Anatomy of kdbus
With kdbus we move the D-Bus IPC system into the Linux kernel to improve performance and functionality while keeping compatibility.
Most more modern OS designs than Unix started out with a high-level IPC from the beginning, and then built the rest of the OS on top of it. Linux/Unix began with only the most basic low-level IPC primitives in place (Pipes and AF_UNIX sockets). Building on those over time various higher-level IPC systems were built, but only very few stood the test of time or became universal. On current Linux systems the best established high-level IPC layer is D-Bus. It implements a reliable message passing scheme, with access control, multicasting, filtering, introspection and supports a flexible object model.
D-Bus is a powerful design. However, being mostly a userspace solution its latency and throughput are not ideal. A full transaction consisting of method call and method reply requires 10 (!) copy operations for the messages passed.

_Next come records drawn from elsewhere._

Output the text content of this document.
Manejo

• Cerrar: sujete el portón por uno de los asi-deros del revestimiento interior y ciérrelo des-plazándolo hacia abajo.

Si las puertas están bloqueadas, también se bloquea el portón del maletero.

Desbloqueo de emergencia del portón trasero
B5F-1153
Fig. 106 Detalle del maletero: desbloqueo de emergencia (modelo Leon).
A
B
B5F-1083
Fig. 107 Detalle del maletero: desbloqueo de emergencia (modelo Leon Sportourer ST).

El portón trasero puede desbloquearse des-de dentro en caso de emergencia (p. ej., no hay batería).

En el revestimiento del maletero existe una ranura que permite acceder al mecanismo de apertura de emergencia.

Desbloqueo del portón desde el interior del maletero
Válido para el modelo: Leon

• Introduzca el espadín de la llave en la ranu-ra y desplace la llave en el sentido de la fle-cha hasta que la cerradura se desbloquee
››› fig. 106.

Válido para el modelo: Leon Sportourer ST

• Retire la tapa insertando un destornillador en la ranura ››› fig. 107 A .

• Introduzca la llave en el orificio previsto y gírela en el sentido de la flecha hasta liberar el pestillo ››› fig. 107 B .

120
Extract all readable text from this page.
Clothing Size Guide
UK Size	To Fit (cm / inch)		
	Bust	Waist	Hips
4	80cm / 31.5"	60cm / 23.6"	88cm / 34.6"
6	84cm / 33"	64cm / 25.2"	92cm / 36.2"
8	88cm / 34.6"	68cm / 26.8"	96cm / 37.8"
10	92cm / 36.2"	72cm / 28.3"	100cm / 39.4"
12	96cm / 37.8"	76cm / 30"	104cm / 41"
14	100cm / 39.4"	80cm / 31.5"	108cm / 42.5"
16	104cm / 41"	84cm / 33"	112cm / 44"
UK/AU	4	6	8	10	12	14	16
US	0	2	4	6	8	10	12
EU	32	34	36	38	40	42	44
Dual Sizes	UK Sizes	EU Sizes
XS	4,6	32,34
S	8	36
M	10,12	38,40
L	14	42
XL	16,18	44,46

It is only useful for transfer of control messages, and not capable of streaming larger amounts of data.
In this talk I'd like to discuss the "kdbus" IPC system, a kernel implementation of the D-Bus logic and its userspace side. "kdbus" takes the concepts of classic D-Bus but makes them more universally useful, reducing latency and roundtrips, and increasing bandwidth, even covering streaming usecases. (For comparison, with kdbus, a full transaction takes only 2 copy operations, even supporting zero-copy for large messages). I'll discuss the lessons we learnt from Android's binder, Solaris' doors IPC system, and Mach's port scheme. We'll discuss how we implemented a reliable (though probabilistic) multicasting scheme, and the tricks we used in userspace to make transparent zero-copy work, without compromising on security, and providing compatibility with classic D-Bus.
kdbus might soon show up in your favourite distribution as part of the systemd package, please attend if you want to know more about the ideas behind it.